Currently, more than 1,910 cases – most from out-of-state plaintiffs – will be handled in Philadelphia’s Complex Litigation Center. The CLC has several mass tort programs, including cases over asbestos and Risperdal, and the percentage of claims belonging to out-of-state plaintiffs has traditionally been in the high 80s.
In 2016, the percentage for pharmaceutical lawsuits dropped to 74 percent. In 2017, CLC stats show that figure jumped to an unprecedented 94 percent. Statistics recently released from the CLC for the first half of 2018 show the rate of out-of-state plaintiffs only dropped slightly, to 84 percent.
A separate group of more than 18,000 Xarelto lawsuits have been consolidated through the federal court system’s multi-district litigation (MDL) process, which utilizes bellwether trials to establish evidence and determine any settlement value for similar plaintiff claims.

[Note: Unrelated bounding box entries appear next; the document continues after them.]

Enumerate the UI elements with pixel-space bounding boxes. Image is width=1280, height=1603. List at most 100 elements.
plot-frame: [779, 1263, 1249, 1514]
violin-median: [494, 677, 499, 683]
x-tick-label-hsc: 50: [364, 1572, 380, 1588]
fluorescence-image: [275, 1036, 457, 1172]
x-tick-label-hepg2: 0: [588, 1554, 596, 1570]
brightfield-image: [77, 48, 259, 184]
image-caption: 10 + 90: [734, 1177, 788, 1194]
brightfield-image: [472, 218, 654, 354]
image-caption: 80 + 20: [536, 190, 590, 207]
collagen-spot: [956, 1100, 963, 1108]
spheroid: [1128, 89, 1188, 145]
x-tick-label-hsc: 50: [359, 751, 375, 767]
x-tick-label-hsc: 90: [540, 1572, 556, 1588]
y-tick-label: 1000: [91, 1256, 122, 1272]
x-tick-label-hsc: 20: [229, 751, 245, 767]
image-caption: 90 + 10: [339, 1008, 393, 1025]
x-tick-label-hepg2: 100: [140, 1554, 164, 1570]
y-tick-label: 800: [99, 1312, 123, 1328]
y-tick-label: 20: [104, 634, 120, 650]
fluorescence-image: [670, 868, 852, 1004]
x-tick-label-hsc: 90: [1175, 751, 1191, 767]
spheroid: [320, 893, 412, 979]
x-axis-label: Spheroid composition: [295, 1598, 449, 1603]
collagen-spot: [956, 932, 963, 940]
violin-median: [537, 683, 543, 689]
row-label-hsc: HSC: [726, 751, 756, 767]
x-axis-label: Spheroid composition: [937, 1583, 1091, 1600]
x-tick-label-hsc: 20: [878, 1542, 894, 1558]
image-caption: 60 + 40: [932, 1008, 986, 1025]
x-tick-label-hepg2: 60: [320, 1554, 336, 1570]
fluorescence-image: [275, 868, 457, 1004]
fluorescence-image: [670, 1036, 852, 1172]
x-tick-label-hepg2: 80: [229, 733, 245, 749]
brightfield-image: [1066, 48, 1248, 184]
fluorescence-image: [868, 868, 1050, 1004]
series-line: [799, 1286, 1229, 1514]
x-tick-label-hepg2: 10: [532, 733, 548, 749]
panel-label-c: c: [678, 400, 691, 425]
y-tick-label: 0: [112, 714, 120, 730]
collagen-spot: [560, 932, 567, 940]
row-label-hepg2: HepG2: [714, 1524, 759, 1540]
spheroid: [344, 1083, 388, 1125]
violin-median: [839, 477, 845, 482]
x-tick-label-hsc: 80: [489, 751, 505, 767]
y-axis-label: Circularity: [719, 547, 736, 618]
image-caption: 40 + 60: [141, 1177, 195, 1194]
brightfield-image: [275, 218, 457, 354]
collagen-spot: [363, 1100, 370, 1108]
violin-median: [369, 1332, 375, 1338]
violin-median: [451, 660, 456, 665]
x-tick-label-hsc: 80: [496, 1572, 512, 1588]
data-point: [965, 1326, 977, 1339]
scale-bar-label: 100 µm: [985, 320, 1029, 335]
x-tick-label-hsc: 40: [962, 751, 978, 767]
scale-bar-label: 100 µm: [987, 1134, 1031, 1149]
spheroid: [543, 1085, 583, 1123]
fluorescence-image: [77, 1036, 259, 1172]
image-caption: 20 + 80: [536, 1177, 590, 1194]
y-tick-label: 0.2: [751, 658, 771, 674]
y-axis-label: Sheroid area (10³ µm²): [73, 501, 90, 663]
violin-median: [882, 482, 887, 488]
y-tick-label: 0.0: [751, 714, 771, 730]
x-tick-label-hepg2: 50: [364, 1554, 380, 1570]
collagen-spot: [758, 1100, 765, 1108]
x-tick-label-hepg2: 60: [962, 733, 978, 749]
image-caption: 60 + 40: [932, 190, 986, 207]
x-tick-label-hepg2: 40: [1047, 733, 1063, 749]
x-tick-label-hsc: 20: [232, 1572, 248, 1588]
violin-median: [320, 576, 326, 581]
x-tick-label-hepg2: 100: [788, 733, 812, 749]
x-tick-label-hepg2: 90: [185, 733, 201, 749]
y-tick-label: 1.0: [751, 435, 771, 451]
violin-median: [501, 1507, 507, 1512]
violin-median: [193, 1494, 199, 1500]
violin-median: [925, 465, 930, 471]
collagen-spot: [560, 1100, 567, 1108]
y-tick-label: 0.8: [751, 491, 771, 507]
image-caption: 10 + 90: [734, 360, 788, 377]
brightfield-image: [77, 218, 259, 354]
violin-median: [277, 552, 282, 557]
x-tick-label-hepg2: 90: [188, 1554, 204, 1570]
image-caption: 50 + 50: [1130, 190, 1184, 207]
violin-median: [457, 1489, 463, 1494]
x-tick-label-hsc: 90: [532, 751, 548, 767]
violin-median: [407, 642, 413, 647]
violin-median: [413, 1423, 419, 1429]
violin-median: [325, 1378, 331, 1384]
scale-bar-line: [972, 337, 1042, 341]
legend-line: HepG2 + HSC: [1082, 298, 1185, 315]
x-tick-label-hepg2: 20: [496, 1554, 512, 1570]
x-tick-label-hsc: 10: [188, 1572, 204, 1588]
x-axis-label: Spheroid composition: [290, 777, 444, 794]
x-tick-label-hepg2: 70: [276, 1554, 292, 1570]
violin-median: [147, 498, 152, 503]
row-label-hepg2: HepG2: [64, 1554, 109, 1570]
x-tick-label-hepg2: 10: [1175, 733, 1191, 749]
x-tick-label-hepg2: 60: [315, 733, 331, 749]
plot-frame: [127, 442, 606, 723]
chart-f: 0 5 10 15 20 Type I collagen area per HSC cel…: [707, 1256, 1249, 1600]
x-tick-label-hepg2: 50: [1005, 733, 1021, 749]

The federal Xarelto MDL is listed as Case No. 2592, consolidating individual actions filed against Bayer, Janssen and Johnson & Johnson. U.S. District Court Judge Eldon E. Fallon presided over the initial three federal bellwether trials, two of which took place in New Orleans, La., plus another in Jackson, Miss.
After three consecutive verdicts for the defense in the federal court Xarelto bellwether trials and a fourth case being voluntarily dismissed with prejudice, a Philadelphia court jury initially awarded a landmark $27.8 million amount to Xarelto plaintiffs Lynn and Allen Hartman of Plymouth, Ind. – however, that result was later overturned due to an issue with plaintiff Lynn Hartman’s prescribing doctor, notching four consecutive defense verdicts.
Another previous defense verdict in the case brought by New Jersey’s Daniel I. Russell made five, and the result of the instant case involving Cooney brings the total number of defense verdicts to six.